Since the Taliban’s return to power in August 2021, women in Afghanistan have faced severe repression. Women protesting against the Taliban’s harsh policies have been met with forced disappearances, arbitrary arrests, and detention. Many have experienced torture and other forms of mistreatment. Manizha Seddiqi, a noted human rights defender, was forcibly disappeared on October 9, 2023, and found later in Taliban custody. Detained in Pul-e-Charkhi prison in Kabul since December 5, 2023, Manizha Seddiqi is denied access to legal representation and regular family visits. She faces the threat of torture and her health is reportedly declining. Notably, she has not been formally charged with any crime. Manizha Seddiqi should be released immediately and unconditionally.

Here’s what you can do:

Write to the Director of Intelligence urging him to:

  • Immediately and unconditionally release Manizha Seddiqi
  • Pending her release, ensure that her detention conditions meet international standards, and that she is provided with access to lawyers and medical care, and can receive family visits.
  • Immediately stop subjecting women and their families to arbitrary arrest and detention, enforced disappearance, and other grave human rights violations simply for exercising their rights.

Write to:

Mr. Abdul Haq Wasiq

Director of Intelligence


Salutation: Dear Mr. Abdul Haq Wasiq,

Arbitrary Detention of Women Human Rights Defenders

Around the same time as Seddiqi’s disappearance, three other prominent women human rights defenders – Parisa Azada, Neda Parwani, and Zholia Parsi – were also arbitrarily detained by the Taliban. Like Seddiqi, they were held without access to lawyers or regular family visits and were not charged. While these women have since been released, Seddiqi remains imprisoned.

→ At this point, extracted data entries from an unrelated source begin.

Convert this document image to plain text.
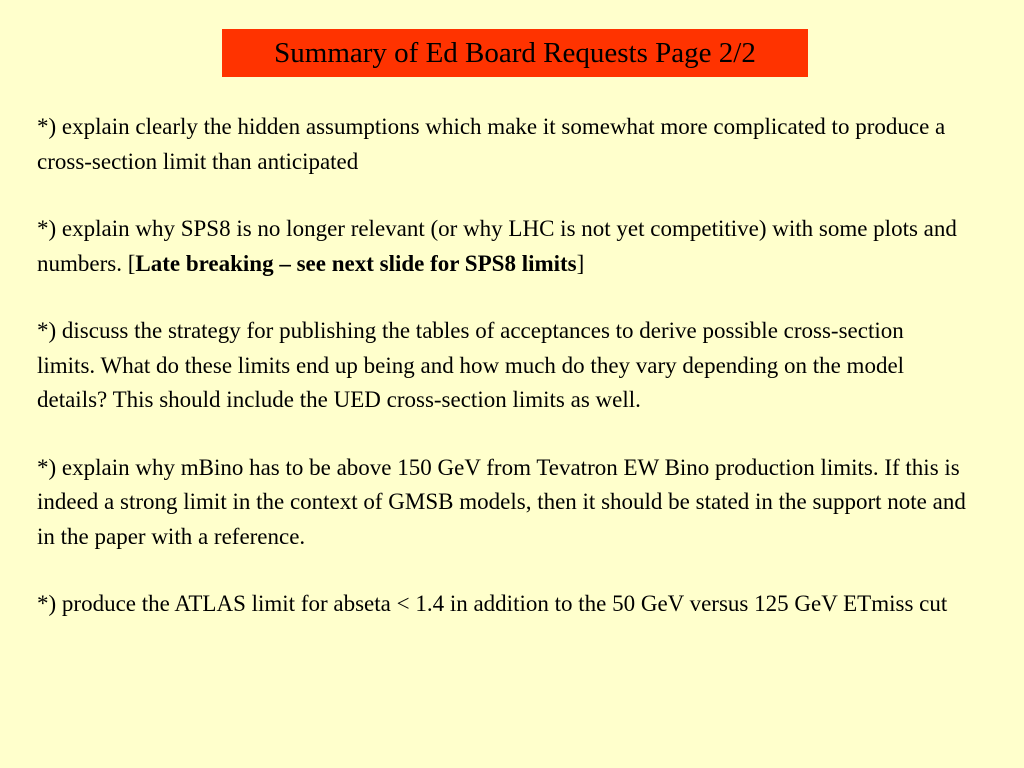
Summary of Ed Board Requests Page 2/2

*) explain clearly the hidden assumptions which make it somewhat more complicated to produce a cross-section limit than anticipated

*) explain why SPS8 is no longer relevant (or why LHC is not yet competitive) with some plots and numbers. [Late breaking – see next slide for SPS8 limits]

*) discuss the strategy for publishing the tables of acceptances to derive possible cross-section limits. What do these limits end up being and how much do they vary depending on the model details? This should include the UED cross-section limits as well.

*) explain why mBino has to be above 150 GeV from Tevatron EW Bino production limits. If this is indeed a strong limit in the context of GMSB models, then it should be stated in the support note and in the paper with a reference.

*) produce the ATLAS limit for abseta < 1.4 in addition to the 50 GeV versus 125 GeV ETmiss cut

Under Taliban rule, there has been a significant increase in violations of women’s rights. Women’s political participation and public involvement have been severely restricted. The Taliban’s policies have infringed on freedoms of expression and assembly, and rights to equality and non-discrimination.

Burqa-clad women wait for free bread in front of a bakery in Kabul on September 16, 2021.
TOPSHOT – Burqa-clad women wait for free bread in front of a bakery in Kabul on September 16, 2021. (Photo by BULENT KILIC / AFP) (Photo by BULENT KILIC/AFP via Getty Images)

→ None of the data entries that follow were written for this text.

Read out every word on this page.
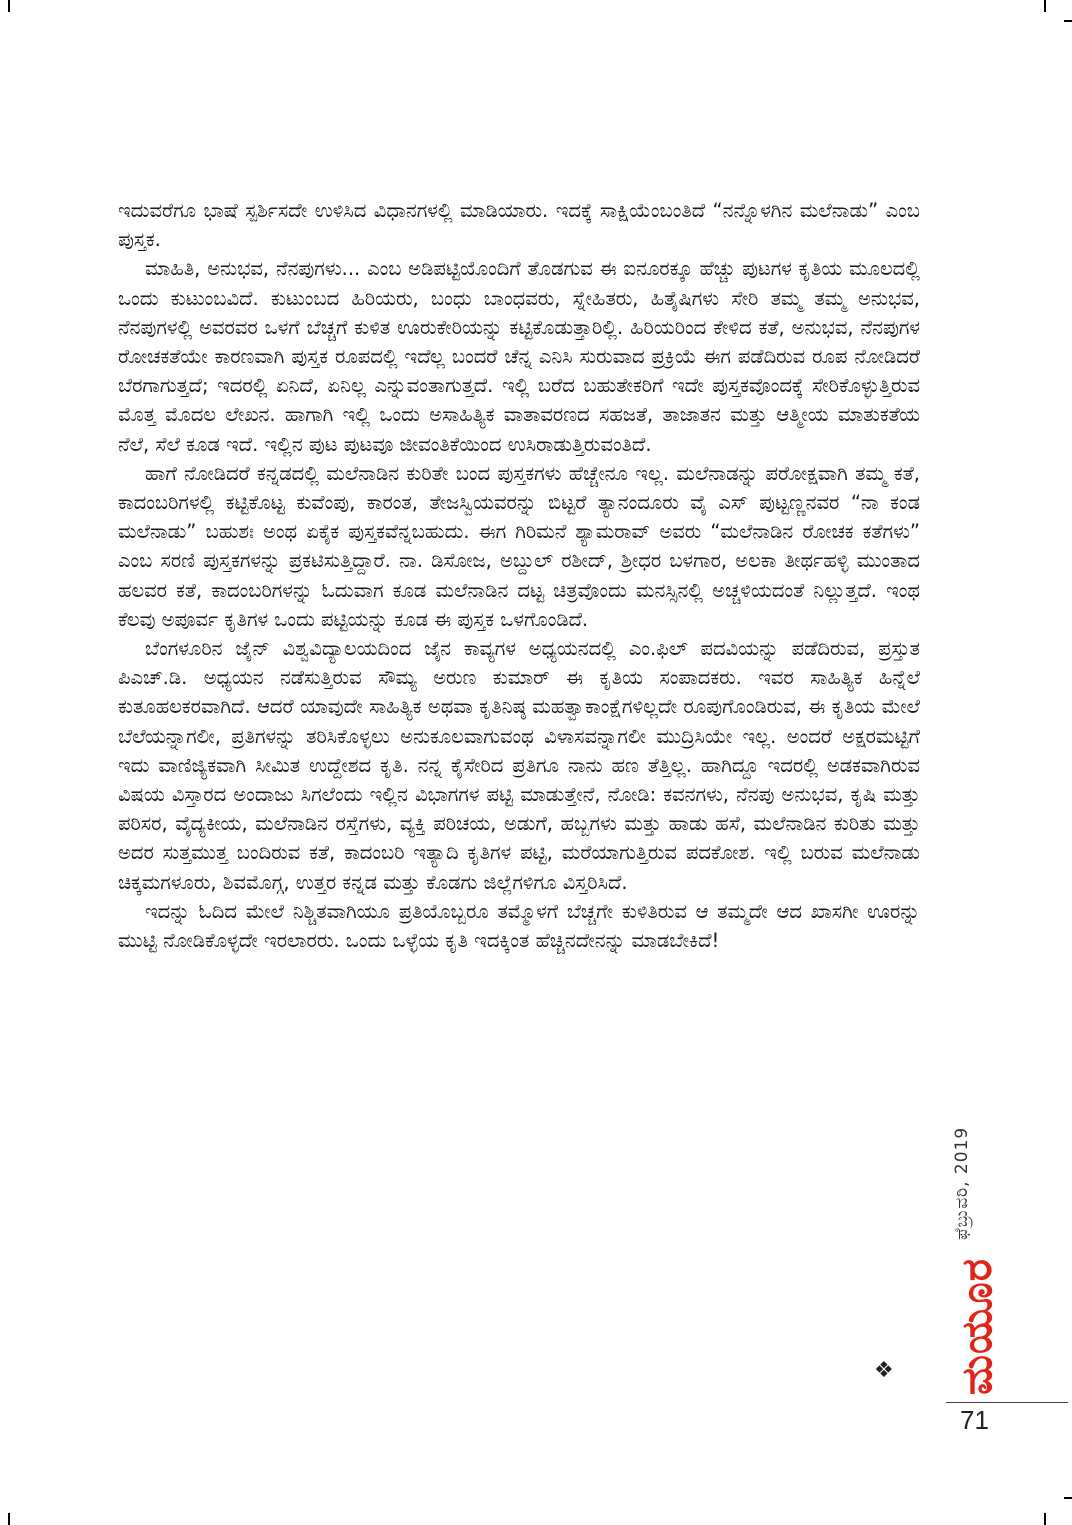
ಇದುವರೆಗೂ ಭಾಷೆ ಸ್ಪರ್ಶಿಸದೇ ಉಳಿಸಿದ ವಿಧಾನಗಳಲ್ಲಿ ಮಾಡಿಯಾರು. ಇದಕ್ಕೆ ಸಾಕ್ಷಿಯೆಂಬಂತಿದೆ “ನನ್ನೊಳಗಿನ ಮಲೆನಾಡು” ಎಂಬ ಪುಸ್ತಕ.

ಮಾಹಿತಿ, ಅನುಭವ, ನೆನಪುಗಳು... ಎಂಬ ಅಡಿಪಟ್ಟಿಯೊಂದಿಗೆ ತೊಡಗುವ ಈ ಐನೂರಕ್ಕೂ ಹೆಚ್ಚು ಪುಟಗಳ ಕೃತಿಯ ಮೂಲದಲ್ಲಿ ಒಂದು ಕುಟುಂಬವಿದೆ. ಕುಟುಂಬದ ಹಿರಿಯರು, ಬಂಧು ಬಾಂಧವರು, ಸ್ನೇಹಿತರು, ಹಿತೈಷಿಗಳು ಸೇರಿ ತಮ್ಮ ತಮ್ಮ ಅನುಭವ, ನೆನಪುಗಳಲ್ಲಿ ಅವರವರ ಒಳಗೆ ಬೆಚ್ಚಗೆ ಕುಳಿತ ಊರುಕೇರಿಯನ್ನು ಕಟ್ಟಿಕೊಡುತ್ತಾರಿಲ್ಲಿ. ಹಿರಿಯರಿಂದ ಕೇಳಿದ ಕತೆ, ಅನುಭವ, ನೆನಪುಗಳ ರೋಚಕತೆಯೇ ಕಾರಣವಾಗಿ ಪುಸ್ತಕ ರೂಪದಲ್ಲಿ ಇದೆಲ್ಲ ಬಂದರೆ ಚೆನ್ನ ಎನಿಸಿ ಸುರುವಾದ ಪ್ರಕ್ರಿಯೆ ಈಗ ಪಡೆದಿರುವ ರೂಪ ನೋಡಿದರೆ ಬೆರಗಾಗುತ್ತದೆ; ಇದರಲ್ಲಿ ಏನಿದೆ, ಏನಿಲ್ಲ ಎನ್ನುವಂತಾಗುತ್ತದೆ. ಇಲ್ಲಿ ಬರೆದ ಬಹುತೇಕರಿಗೆ ಇದೇ ಪುಸ್ತಕವೊಂದಕ್ಕೆ ಸೇರಿಕೊಳ್ಳುತ್ತಿರುವ ಮೊತ್ತ ಮೊದಲ ಲೇಖನ. ಹಾಗಾಗಿ ಇಲ್ಲಿ ಒಂದು ಅಸಾಹಿತ್ಯಿಕ ವಾತಾವರಣದ ಸಹಜತೆ, ತಾಜಾತನ ಮತ್ತು ಆತ್ಮೀಯ ಮಾತುಕತೆಯ ನೆಲೆ, ಸೆಲೆ ಕೂಡ ಇದೆ. ಇಲ್ಲಿನ ಪುಟ ಪುಟವೂ ಜೀವಂತಿಕೆಯಿಂದ ಉಸಿರಾಡುತ್ತಿರುವಂತಿದೆ.

ಹಾಗೆ ನೋಡಿದರೆ ಕನ್ನಡದಲ್ಲಿ ಮಲೆನಾಡಿನ ಕುರಿತೇ ಬಂದ ಪುಸ್ತಕಗಳು ಹೆಚ್ಚೇನೂ ಇಲ್ಲ. ಮಲೆನಾಡನ್ನು ಪರೋಕ್ಷವಾಗಿ ತಮ್ಮ ಕತೆ, ಕಾದಂಬರಿಗಳಲ್ಲಿ ಕಟ್ಟಿಕೊಟ್ಟ ಕುವೆಂಪು, ಕಾರಂತ, ತೇಜಸ್ವಿಯವರನ್ನು ಬಿಟ್ಟರೆ ತ್ಯಾನಂದೂರು ವೈ ಎಸ್ ಪುಟ್ಟಣ್ಣನವರ “ನಾ ಕಂಡ ಮಲೆನಾಡು” ಬಹುಶಃ ಅಂಥ ಏಕೈಕ ಪುಸ್ತಕವೆನ್ನಬಹುದು. ಈಗ ಗಿರಿಮನೆ ಶ್ಯಾಮರಾವ್ ಅವರು “ಮಲೆನಾಡಿನ ರೋಚಕ ಕತೆಗಳು” ಎಂಬ ಸರಣಿ ಪುಸ್ತಕಗಳನ್ನು ಪ್ರಕಟಿಸುತ್ತಿದ್ದಾರೆ. ನಾ. ಡಿಸೋಜ, ಅಬ್ದುಲ್ ರಶೀದ್, ಶ್ರೀಧರ ಬಳಗಾರ, ಅಲಕಾ ತೀರ್ಥಹಳ್ಳಿ ಮುಂತಾದ ಹಲವರ ಕತೆ, ಕಾದಂಬರಿಗಳನ್ನು ಓದುವಾಗ ಕೂಡ ಮಲೆನಾಡಿನ ದಟ್ಟ ಚಿತ್ರವೊಂದು ಮನಸ್ಸಿನಲ್ಲಿ ಅಚ್ಚಳಿಯದಂತೆ ನಿಲ್ಲುತ್ತದೆ. ಇಂಥ ಕೆಲವು ಅಪೂರ್ವ ಕೃತಿಗಳ ಒಂದು ಪಟ್ಟಿಯನ್ನು ಕೂಡ ಈ ಪುಸ್ತಕ ಒಳಗೊಂಡಿದೆ.

ಬೆಂಗಳೂರಿನ ಜೈನ್ ವಿಶ್ವವಿದ್ಯಾಲಯದಿಂದ ಜೈನ ಕಾವ್ಯಗಳ ಅಧ್ಯಯನದಲ್ಲಿ ಎಂ.ಫಿಲ್ ಪದವಿಯನ್ನು ಪಡೆದಿರುವ, ಪ್ರಸ್ತುತ ಪಿಎಚ್.ಡಿ. ಅಧ್ಯಯನ ನಡೆಸುತ್ತಿರುವ ಸೌಮ್ಯ ಅರುಣ ಕುಮಾರ್ ಈ ಕೃತಿಯ ಸಂಪಾದಕರು. ಇವರ ಸಾಹಿತ್ಯಿಕ ಹಿನ್ನೆಲೆ ಕುತೂಹಲಕರವಾಗಿದೆ. ಆದರೆ ಯಾವುದೇ ಸಾಹಿತ್ಯಿಕ ಅಥವಾ ಕೃತಿನಿಷ್ಠ ಮಹತ್ವಾಕಾಂಕ್ಷೆಗಳಿಲ್ಲದೇ ರೂಪುಗೊಂಡಿರುವ, ಈ ಕೃತಿಯ ಮೇಲೆ ಬೆಲೆಯನ್ನಾಗಲೀ, ಪ್ರತಿಗಳನ್ನು ತರಿಸಿಕೊಳ್ಳಲು ಅನುಕೂಲವಾಗುವಂಥ ವಿಳಾಸವನ್ನಾಗಲೀ ಮುದ್ರಿಸಿಯೇ ಇಲ್ಲ. ಅಂದರೆ ಅಕ್ಷರಮಟ್ಟಿಗೆ ಇದು ವಾಣಿಜ್ಯಿಕವಾಗಿ ಸೀಮಿತ ಉದ್ದೇಶದ ಕೃತಿ. ನನ್ನ ಕೈಸೇರಿದ ಪ್ರತಿಗೂ ನಾನು ಹಣ ತೆತ್ತಿಲ್ಲ. ಹಾಗಿದ್ದೂ ಇದರಲ್ಲಿ ಅಡಕವಾಗಿರುವ ವಿಷಯ ವಿಸ್ತಾರದ ಅಂದಾಜು ಸಿಗಲೆಂದು ಇಲ್ಲಿನ ವಿಭಾಗಗಳ ಪಟ್ಟಿ ಮಾಡುತ್ತೇನೆ, ನೋಡಿ: ಕವನಗಳು, ನೆನಪು ಅನುಭವ, ಕೃಷಿ ಮತ್ತು ಪರಿಸರ, ವೈದ್ಯಕೀಯ, ಮಲೆನಾಡಿನ ರಸ್ತೆಗಳು, ವ್ಯಕ್ತಿ ಪರಿಚಯ, ಅಡುಗೆ, ಹಬ್ಬಗಳು ಮತ್ತು ಹಾಡು ಹಸೆ, ಮಲೆನಾಡಿನ ಕುರಿತು ಮತ್ತು ಅದರ ಸುತ್ತಮುತ್ತ ಬಂದಿರುವ ಕತೆ, ಕಾದಂಬರಿ ಇತ್ಯಾದಿ ಕೃತಿಗಳ ಪಟ್ಟಿ, ಮರೆಯಾಗುತ್ತಿರುವ ಪದಕೋಶ. ಇಲ್ಲಿ ಬರುವ ಮಲೆನಾಡು ಚಿಕ್ಕಮಗಳೂರು, ಶಿವಮೊಗ್ಗ, ಉತ್ತರ ಕನ್ನಡ ಮತ್ತು ಕೊಡಗು ಜಿಲ್ಲೆಗಳಿಗೂ ವಿಸ್ತರಿಸಿದೆ.

ಇದನ್ನು ಓದಿದ ಮೇಲೆ ನಿಶ್ಚಿತವಾಗಿಯೂ ಪ್ರತಿಯೊಬ್ಬರೂ ತಮ್ಮೊಳಗೆ ಬೆಚ್ಚಗೇ ಕುಳಿತಿರುವ ಆ ತಮ್ಮದೇ ಆದ ಖಾಸಗೀ ಊರನ್ನು ಮುಟ್ಟಿ ನೋಡಿಕೊಳ್ಳದೇ ಇರಲಾರರು. ಒಂದು ಒಳ್ಳೆಯ ಕೃತಿ ಇದಕ್ಕಿಂತ ಹೆಚ್ಚಿನದೇನನ್ನು ಮಾಡಬೇಕಿದೆ!

❖
ಫೆಬ್ರುವರಿ, 2019
ಮಯೂರ
71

Taliban’s Increasing Violation of Women’s Rights

Despite these challenges, Afghan women have courageously led peaceful protests across various cities. However, these protestors face unlawful force, arbitrary arrests, enforced disappearances, torture, and other cruel treatments. In August 2023, at least eight members of the Women’s National Unity and Solidarity Movement were detained for organizing protests. Protestors often endure verbal abuse, harassment, and intimidation from armed Taliban agents, who also routinely seize their protest materials.

The Taliban have followed women protesters home to arrest them, often using violent methods. Many women have been arrested at gunpoint, with some of their male relatives also being attacked during these arrests. These women have been held incommunicado and subjected to repeated torture or ill-treatment.

This pattern of abuse underscores the urgent need for international attention and action to protect the rights and freedoms of women in Afghanistan under Taliban rule.